Voice agents in production need:

  • A http service for
    • API endpoints,
    • a website, and
    • webhooks,
    • spawning bots.
  • A media transport layer or service:
    • WebRTC based for client-to-server (udp), or
    • websocket based for server-to-server (tcp).
  • Bots (udp or tcp, connect to media transport layer)

Bots:

  • Are instances of the agents.
  • Can be written in Python with PipeCat.
  • Use STT, LLM, and TTS providers, which also are the main cost and latency drivers.
  • Usually come packaged with small models, eg. for voice activity detection (VAD)
  • Each spawned bot serves one session and needs allocated resources during the whole session:
    • 0,5 vCPU
    • 1 GB RAM
    • 40kbps for WebRTC audio (in 30-60 kbps range)
    • video requires more CPU (eg. 1 vCPU), and bandwidth
  • Need to be quickly available. Target time-to-first-word:
    • 2-3 secs (web),
    • 3-5 secs (phone)

Ways to solve the “fast start challenge”:

  • percentage-based warm pool
  • fast startup times (caching, pre-loading)
  • proactive/predictive scheduling
  • fallbacks from reactive world (eg.
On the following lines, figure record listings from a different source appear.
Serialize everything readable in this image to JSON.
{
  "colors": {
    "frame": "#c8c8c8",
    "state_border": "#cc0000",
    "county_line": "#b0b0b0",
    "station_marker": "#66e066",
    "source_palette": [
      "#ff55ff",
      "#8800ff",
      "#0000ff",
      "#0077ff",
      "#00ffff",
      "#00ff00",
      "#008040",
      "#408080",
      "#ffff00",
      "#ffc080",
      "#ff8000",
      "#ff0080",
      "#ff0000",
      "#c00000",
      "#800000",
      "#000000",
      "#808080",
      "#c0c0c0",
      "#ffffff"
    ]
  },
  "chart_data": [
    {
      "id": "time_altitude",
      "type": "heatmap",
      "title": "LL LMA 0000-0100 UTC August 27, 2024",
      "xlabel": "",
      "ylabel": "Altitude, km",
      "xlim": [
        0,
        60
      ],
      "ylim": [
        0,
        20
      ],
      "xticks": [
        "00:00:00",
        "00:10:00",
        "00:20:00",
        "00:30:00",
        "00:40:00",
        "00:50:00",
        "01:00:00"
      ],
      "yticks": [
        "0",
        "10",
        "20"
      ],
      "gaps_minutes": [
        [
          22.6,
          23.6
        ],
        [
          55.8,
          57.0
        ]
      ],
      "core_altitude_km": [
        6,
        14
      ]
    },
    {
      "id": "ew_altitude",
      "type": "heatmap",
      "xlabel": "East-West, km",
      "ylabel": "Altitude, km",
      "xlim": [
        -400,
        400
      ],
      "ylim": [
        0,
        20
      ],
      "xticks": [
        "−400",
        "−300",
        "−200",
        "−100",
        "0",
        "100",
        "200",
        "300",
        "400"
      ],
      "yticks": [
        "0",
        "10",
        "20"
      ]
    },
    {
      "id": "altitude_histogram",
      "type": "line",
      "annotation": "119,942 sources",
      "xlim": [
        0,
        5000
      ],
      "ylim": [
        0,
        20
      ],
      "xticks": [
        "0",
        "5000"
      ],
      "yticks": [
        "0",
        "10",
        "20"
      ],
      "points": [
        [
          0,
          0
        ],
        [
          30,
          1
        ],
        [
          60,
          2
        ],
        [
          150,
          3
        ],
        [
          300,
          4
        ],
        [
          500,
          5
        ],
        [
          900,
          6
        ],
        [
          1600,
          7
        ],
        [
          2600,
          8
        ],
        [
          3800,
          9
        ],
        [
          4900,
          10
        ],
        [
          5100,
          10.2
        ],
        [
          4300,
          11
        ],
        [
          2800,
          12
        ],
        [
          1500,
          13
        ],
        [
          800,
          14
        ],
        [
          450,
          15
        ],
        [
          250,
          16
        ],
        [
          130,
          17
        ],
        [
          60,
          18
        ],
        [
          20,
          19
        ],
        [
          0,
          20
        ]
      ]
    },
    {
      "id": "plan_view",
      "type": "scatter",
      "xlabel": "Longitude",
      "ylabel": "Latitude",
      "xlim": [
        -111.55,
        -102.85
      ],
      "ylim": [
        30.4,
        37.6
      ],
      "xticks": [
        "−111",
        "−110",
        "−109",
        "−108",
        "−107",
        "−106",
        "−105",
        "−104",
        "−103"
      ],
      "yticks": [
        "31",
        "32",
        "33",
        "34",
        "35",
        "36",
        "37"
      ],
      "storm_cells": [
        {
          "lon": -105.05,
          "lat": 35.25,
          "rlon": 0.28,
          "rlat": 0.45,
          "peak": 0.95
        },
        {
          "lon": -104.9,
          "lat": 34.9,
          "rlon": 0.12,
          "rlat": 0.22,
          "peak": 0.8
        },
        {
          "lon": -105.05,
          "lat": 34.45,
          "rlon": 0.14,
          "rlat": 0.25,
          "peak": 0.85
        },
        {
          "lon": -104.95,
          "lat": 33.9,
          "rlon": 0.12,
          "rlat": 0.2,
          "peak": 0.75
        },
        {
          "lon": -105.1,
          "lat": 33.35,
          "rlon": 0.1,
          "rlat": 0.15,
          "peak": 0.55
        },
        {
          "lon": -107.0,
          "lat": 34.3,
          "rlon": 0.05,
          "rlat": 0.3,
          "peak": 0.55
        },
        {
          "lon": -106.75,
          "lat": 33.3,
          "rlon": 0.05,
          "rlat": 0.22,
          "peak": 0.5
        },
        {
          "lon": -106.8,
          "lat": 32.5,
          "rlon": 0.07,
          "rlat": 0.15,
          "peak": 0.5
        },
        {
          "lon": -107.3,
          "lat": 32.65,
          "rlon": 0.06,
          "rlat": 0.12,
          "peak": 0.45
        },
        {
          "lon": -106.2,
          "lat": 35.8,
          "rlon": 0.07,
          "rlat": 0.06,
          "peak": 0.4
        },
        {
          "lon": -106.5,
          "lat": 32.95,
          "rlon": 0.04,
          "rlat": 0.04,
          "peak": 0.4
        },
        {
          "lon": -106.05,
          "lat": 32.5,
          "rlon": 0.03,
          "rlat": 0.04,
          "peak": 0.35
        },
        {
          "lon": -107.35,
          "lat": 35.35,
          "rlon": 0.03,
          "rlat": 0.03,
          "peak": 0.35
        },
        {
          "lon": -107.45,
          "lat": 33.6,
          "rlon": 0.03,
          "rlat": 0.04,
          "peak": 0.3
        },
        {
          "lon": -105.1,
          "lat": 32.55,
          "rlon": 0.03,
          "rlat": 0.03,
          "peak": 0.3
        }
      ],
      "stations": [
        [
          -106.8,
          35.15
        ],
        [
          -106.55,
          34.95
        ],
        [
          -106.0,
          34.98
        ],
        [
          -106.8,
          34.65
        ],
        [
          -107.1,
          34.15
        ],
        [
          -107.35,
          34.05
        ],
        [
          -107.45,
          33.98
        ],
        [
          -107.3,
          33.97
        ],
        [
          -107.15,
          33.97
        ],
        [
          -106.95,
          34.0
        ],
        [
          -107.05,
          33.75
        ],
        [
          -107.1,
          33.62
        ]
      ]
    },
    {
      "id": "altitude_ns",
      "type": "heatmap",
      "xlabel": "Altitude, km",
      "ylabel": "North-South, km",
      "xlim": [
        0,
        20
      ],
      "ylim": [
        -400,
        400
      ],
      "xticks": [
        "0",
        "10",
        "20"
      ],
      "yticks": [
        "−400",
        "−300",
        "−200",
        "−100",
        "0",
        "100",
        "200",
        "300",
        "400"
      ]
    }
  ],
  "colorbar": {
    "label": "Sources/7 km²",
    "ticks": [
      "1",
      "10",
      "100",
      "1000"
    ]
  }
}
UX based solutions, not just silent fails)

Infra providers:

  • need to support tcp and udp
  • voice ai providers are easiest (Pipecat Cloud, Daily, Vapi, Layercode)
  • Fly.io (and potentially other container platforms) are good if they support udp (Fly does)
  • ML focused provides are good for converged bots with larger models included (gpu clouds)
  • hyperscalers are flexible but complex
  • BTW: CloudRun does not support udp
  • demos can run on single VMs or even be served from a home lab
  • by serving everything converged, time-to-first word can get down to 500ms
  • otherwise 800-1000 ms is good enough and achievable
  • proximity to users matters (Daily plans global regions for PipeCat cloud, currently only us-west)
  • conn between servers can be implemented with WebSockets

After the session I have looked at the PipeCat examples and realized it should be easy enough to run a basic voice agent with PipeCat’s SmallWebRTCTransport on a virtual server hosted in Europe and then switch the transport and deploy it to production on PipeCat Cloud.

I will probably try that to see if the US based PipeCat cloud is fast enough for users in Europe and how much of a difference the longer network round trip time makes.